MONTREAL – Henri Audet, who saw potential in the TV industry in its early days and founded the Quebec-based Cogeco cable and media business, has died at the age of 94.
Audet founded what has become Canada’s fourth-largest cable company and one of Quebec’s largest media companies in 1957 with a TV station in Trois-Rivieres, Que.
His son, Louis Audet, now heads the business, which had consolidated revenue of $1.4 billion in fiscal 2012 and 3,500 employees in Ontario and Quebec.
Cogeco Inc. (TSX:CGO), Cogeco Cable Inc.(TSX:CCA) and other subsidiaries remain controlled by the Audet family.
Henri Audet began his career as an electrical engineer in 1945 with the CBC, but he wanted to be a hands-on player in the growing TV industry in the 1950s.
In 1957, he left the CBC for a career in private broadcasting and became president of Television St-Maurice Inc. in Trois-Rovieres in central Quebec.
“I think that he was a visionary because he realized all of the potential of the cable distribution industry,” said Andre Chagnon, former owner of cable competitor Groupe Videotron Ltee, now owned by Quebecor Inc.
“He was highly respected in the industry,” Chagnon said Monday, adding he was known as a “gentleman.”
He had the intuition that the industry was going to take off, Chagnon said.
“In our industry meetings, we always found him to be the wise one and he always had the talent to bring people back to order at the right time when they were off track.”
Henri Audet also played a role in bringing television from francophone speaking countries such as France and Switzerland to Canada, Chagnon said.
Chagnon recalled a battle in front of the Canadian Radio-television and Telecommunications Commission that favoured his company instead of Cogeco, but said there were no hard feelings between the two men with the outcome.
By 1976, Henri was chairman and CEO of Cogeco Inc., positions he held until 1993 when he turned over the business to his son, Louis.

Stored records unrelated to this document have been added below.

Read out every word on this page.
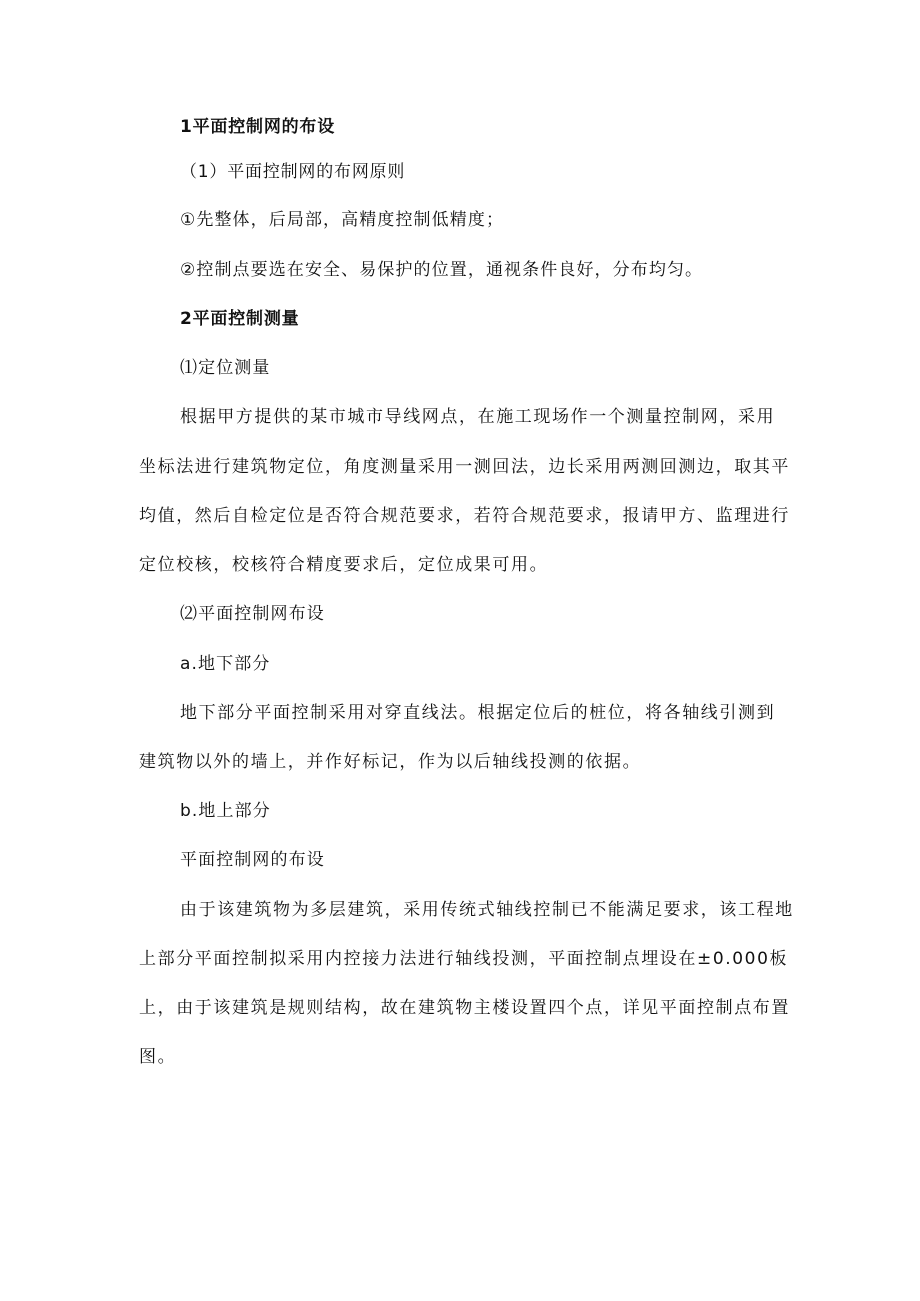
1平面控制网的布设
（1）平面控制网的布网原则
①先整体，后局部，高精度控制低精度；
②控制点要选在安全、易保护的位置，通视条件良好，分布均匀。
2平面控制测量
⑴定位测量
根据甲方提供的某市城市导线网点，在施工现场作一个测量控制网，采用
坐标法进行建筑物定位，角度测量采用一测回法，边长采用两测回测边，取其平
均值，然后自检定位是否符合规范要求，若符合规范要求，报请甲方、监理进行
定位校核，校核符合精度要求后，定位成果可用。
⑵平面控制网布设
a.地下部分
地下部分平面控制采用对穿直线法。根据定位后的桩位，将各轴线引测到
建筑物以外的墙上，并作好标记，作为以后轴线投测的依据。
b.地上部分
平面控制网的布设
由于该建筑物为多层建筑，采用传统式轴线控制已不能满足要求，该工程地
上部分平面控制拟采用内控接力法进行轴线投测，平面控制点埋设在±0.000板
上，由于该建筑是规则结构，故在建筑物主楼设置四个点，详见平面控制点布置
图。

It wasn’t until December 2006, that he stepped down from his company’s board of directors at the age of 88.
Cogeco sold the last of its roughly half-dozen television stations, including Quebec’s TQS, in 2008.
Henri Audet received a numerous honours throughout his career and in 1984 was given the Order of Canada and was inducted into the Canadian Association of Broadcasters Hall of Fame in 1993.
In 1980, he was a member of a Canadian delegation that travelled to Japan to study the future of satellite communications.
Jan Peeters, president of the board of Cogeco Inc. and Cogeco Cable, expressed condolences to the Audet family.
“Mr. Henri Audet was and remains a great source of inspiration for all the members of the extended Cogeco family.”
Control of Cogeco Inc. and its direct and indirect subsidiaries is held by Gestion Audem Inc., a holding company whose shares are held entirely by the members of the family of Henri Audet.
Cogeco Cable provides its residential customers with TV, Internet and home phone services.
Cogeco Data Services provides such services as data networking, e-business applications, video conferencing and data storage to business customers.
Cogeco Diffusion owns and operates 13 radio stations across most of Quebec and also operates Metromedia, which specializes in advertising in the public transit sector.
In July, Cogeco Cable gave itself a toehold in the U.S. market with a US$1.36-billion deal to buy a regional cable company, the first big acquisition for Canada’s fourth-largest cable TV company since its failed venture into Portugal.